The study also includes notes on how green spaces can provide much-needed benefits to physical and mental health. These include reducing stress levels and boosting productivity. Newcastle has plenty of access to some amazing green spaces, and here are two of my absolute favourites.  

Horticulture is an amazing café, bar and restaurant that provides a warm, light and green space to enjoy. Surrounded by plant life, enjoy a coffee and an alternative place to study, or make new memories with friends during a spontaneous cocktail night. 

Another amazing place in Newcastle to get your green fix is the Ouseburn Valley. Accessible by bus, metro or a good hilly walk, Ouseburn has become one of my favourite spots in the city.

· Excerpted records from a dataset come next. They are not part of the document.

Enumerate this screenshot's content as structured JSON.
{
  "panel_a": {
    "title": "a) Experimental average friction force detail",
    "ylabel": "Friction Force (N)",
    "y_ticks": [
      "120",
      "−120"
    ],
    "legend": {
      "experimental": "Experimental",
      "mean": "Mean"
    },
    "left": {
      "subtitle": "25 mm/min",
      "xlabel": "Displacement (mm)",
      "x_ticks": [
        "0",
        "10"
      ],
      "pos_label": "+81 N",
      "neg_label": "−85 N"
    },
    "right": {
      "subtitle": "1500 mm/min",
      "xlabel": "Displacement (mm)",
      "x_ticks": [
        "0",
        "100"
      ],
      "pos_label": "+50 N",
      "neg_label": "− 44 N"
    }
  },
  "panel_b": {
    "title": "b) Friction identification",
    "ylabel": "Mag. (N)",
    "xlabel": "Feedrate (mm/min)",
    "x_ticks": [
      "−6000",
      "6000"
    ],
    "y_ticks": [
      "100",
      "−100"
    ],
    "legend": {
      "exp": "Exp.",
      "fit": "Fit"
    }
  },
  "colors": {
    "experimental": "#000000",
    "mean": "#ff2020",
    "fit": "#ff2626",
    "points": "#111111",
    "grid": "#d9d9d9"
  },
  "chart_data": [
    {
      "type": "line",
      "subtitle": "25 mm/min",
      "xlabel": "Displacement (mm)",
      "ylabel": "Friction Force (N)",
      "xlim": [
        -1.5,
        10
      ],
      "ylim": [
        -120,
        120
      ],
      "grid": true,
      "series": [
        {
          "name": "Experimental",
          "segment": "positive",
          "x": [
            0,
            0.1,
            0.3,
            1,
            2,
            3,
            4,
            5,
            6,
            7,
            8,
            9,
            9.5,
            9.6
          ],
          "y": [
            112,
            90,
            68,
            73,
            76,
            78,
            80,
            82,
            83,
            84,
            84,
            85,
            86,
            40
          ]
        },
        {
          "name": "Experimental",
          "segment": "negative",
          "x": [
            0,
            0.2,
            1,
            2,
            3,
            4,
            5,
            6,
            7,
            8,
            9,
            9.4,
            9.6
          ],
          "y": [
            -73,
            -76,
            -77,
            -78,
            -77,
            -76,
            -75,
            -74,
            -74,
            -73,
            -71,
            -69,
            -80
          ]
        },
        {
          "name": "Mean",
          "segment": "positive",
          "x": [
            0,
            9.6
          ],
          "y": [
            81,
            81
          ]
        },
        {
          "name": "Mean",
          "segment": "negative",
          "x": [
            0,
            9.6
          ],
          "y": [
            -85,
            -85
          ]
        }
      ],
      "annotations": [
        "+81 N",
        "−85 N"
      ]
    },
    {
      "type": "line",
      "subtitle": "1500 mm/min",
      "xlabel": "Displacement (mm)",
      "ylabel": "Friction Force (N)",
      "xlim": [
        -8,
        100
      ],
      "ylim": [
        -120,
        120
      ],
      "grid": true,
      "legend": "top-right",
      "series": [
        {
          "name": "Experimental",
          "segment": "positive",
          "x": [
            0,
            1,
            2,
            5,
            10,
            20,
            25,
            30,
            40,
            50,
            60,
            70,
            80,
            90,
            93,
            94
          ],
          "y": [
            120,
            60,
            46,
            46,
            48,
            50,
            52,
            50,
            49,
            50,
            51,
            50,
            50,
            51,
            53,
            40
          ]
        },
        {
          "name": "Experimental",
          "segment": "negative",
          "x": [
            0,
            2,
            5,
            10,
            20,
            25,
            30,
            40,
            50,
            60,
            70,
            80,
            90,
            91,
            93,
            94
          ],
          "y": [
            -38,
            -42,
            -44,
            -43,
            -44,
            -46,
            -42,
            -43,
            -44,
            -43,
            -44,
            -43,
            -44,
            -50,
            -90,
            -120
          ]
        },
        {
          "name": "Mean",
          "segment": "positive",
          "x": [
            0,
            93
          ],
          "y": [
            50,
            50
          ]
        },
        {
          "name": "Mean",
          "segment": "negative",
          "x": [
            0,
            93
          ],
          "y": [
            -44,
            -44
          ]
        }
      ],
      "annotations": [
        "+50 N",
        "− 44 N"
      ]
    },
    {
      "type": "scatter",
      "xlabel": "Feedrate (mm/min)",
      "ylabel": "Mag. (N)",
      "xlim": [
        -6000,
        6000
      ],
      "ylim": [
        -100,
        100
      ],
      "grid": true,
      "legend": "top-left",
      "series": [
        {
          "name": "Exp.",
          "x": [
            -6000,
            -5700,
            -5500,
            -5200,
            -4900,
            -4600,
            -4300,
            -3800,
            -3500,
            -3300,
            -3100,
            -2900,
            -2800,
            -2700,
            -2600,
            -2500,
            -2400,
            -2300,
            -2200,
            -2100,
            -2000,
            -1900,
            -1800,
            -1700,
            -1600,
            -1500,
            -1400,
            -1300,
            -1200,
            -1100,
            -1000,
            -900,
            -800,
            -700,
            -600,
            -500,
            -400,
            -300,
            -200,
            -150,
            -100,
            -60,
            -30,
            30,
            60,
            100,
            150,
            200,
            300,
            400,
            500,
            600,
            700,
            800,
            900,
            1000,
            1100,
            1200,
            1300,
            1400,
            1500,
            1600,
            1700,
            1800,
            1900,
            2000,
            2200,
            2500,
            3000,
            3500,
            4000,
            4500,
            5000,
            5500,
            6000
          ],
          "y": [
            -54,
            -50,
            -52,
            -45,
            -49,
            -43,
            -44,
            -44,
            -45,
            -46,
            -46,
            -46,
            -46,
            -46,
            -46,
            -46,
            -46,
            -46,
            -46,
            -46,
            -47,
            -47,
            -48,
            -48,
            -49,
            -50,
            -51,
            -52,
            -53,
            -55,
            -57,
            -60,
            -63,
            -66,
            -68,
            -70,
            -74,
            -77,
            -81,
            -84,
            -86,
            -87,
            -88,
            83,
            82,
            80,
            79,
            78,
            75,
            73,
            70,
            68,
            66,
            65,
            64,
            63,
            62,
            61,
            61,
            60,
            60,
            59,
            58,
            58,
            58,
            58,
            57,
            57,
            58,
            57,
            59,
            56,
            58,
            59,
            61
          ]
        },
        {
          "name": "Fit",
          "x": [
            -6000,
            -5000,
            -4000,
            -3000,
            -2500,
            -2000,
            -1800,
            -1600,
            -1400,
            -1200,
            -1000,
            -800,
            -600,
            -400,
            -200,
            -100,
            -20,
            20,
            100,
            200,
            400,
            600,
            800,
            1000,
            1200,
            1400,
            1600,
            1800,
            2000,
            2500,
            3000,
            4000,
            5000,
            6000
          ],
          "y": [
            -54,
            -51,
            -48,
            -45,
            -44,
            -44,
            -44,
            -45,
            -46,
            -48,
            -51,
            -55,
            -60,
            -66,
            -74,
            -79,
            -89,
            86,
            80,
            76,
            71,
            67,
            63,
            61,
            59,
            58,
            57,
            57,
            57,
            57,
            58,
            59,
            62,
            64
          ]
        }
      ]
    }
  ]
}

A couple of my personal happy places include: eating at Cook House (which has held onto its spot in the Michelin guide this year), pints at vegan pub The Ship Inn, and getting some much-needed exercise at The Valley Climbing Centre

There is SO much more to see in Ouseburn, so get your comfy (and warm!) kit on and take a walk down the canal. You can check out the full map here.

Dark spaces 
Image Credit: Mark Angelo Sampan

Lastly, I couldn’t talk about happy places in Newcastle without mentioning some of the amazing rave spaces you can visit after the sun goes down. A 2018 study reveals that raving makes you happier, healthier and more successful.  

Ghetec is a freshly launched nightlife organisation bringing “dynamic, forward-thinking electronic music in the region”, as founder Boo wrote last week in Narc Magazine.

“Its mission is to create fully sensory parties and a platform for boundary-less self-expression. We will be pushing by bringing DJs to the city for their debut performances, whilst shining a light on under-represented local talent.”  

Boo, founder of Ghetec, quoted in Narcmagazine.com

Raving isn’t just about the drink and the drugs – we are all the same in the dark – so keep in mind that a rave can become one of your greatest happy spaces even if you are straight-edge. There is a massive sense of community and amazing music to keep you occupied all night long!